Objective—High-density lipoproteins (HDL) have antiinflammatory effects on the vascular endothelium. Because bone morphogenetic proteins (BMPs) are known to be inflammatory mediators, we examined the effect of HDL on BMP signaling.

Methods and Results—Increasing concentrations of HDL progressively enhanced expression of the activin-like kinase receptor (ALK)1 and ALK2 in human aortic endothelial cells as determined by real-time polymerase chain reaction and immunoblotting. Induction of ALK1 was a result of enhanced ALK2 expression as determined by siRNA interference, and was associated with increased levels of vascular endothelial growth factor (VEGF) and matrix Gla protein (MGP). The HDL-induction of ALK2 was dependent on BMP-signaling, and affected coregulation of the ALK2 gene by the homeodomain proteins MSX2, DLX3, and DLX5, as determined by reporter gene assays, siRNA interference, and chromatin immunoprecipitation.
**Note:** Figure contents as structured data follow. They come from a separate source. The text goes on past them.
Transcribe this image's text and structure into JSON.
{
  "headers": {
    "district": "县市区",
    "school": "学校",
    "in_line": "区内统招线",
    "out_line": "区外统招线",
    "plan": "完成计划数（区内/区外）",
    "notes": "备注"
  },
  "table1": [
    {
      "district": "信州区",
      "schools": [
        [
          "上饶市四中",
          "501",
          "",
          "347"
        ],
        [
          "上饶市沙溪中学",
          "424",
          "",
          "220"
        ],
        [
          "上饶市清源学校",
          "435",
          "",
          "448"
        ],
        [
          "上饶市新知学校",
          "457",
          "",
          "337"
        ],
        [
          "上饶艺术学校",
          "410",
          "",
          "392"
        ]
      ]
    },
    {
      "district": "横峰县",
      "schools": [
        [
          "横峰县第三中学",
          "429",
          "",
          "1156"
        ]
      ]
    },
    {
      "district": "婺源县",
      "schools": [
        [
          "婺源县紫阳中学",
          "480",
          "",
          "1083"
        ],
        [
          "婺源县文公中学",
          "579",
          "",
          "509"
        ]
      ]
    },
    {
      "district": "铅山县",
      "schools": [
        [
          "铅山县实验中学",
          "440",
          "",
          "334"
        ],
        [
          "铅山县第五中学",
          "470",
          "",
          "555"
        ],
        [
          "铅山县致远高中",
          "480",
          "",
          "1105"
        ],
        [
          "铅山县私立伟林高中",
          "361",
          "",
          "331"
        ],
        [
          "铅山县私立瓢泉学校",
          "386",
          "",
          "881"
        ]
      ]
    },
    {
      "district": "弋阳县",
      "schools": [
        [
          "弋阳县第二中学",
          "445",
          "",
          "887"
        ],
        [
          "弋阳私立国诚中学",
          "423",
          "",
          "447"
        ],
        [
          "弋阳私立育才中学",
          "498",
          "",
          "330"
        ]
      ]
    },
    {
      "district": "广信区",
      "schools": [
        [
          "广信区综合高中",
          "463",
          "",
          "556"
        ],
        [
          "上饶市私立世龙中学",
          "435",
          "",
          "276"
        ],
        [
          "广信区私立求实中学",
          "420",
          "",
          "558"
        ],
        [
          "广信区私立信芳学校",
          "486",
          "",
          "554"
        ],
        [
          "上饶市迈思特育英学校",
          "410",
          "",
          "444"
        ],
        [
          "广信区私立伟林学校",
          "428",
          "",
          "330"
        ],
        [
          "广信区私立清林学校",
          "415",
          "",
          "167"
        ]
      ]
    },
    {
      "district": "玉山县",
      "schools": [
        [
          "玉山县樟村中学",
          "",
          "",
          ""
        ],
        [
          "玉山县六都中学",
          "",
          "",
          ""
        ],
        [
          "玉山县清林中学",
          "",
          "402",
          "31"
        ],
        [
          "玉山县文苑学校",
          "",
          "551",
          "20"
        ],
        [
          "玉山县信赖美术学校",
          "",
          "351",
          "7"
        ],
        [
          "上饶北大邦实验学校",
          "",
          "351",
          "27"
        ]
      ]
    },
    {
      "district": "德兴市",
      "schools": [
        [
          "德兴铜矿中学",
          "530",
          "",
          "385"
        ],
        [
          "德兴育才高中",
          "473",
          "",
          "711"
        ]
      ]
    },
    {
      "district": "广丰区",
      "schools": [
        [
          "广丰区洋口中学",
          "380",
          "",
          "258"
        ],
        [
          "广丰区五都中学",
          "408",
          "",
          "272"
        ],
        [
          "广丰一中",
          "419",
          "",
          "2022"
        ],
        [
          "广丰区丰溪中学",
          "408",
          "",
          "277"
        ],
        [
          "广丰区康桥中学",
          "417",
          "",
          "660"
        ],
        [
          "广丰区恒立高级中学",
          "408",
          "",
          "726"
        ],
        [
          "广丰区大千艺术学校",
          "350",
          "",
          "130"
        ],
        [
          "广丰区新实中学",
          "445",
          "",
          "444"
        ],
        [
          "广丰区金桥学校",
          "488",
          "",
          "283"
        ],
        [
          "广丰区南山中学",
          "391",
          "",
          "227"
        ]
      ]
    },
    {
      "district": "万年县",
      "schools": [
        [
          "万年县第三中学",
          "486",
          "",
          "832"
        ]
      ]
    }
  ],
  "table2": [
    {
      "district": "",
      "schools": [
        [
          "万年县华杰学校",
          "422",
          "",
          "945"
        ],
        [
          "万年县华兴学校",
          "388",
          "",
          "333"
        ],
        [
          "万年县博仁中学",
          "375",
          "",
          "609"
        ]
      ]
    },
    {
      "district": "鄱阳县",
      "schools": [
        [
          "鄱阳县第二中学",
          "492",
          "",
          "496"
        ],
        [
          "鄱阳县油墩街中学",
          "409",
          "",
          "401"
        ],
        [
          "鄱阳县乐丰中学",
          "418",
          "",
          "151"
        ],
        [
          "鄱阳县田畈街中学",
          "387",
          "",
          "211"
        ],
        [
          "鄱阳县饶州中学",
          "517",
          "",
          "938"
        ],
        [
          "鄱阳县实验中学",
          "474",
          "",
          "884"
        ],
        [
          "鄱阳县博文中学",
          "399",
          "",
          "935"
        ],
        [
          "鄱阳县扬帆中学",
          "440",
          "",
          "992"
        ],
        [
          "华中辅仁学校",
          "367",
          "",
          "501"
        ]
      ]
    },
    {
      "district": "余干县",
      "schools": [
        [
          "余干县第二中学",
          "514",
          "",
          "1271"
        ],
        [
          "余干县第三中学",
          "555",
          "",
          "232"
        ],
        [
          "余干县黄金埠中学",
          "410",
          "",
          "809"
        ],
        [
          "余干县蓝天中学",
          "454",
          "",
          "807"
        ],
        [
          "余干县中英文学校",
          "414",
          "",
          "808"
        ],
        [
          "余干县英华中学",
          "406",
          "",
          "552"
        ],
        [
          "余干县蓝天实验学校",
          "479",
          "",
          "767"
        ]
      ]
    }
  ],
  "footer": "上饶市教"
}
Apolipoprotein A-I transgenic mice, known to have high HDL and inhibition of atherogenesis, exhibited similar changes in aortic gene expression as seen in endothelial cells treated with HDL in vitro.

Conclusions—We conclude that HDL benefits the arterial wall by allowing for enhanced ALK1 and ALK2 signaling, resulting in an increase of VEGF and MGP, essential for endothelial cell survival and prevention of vascular calcification, respectively.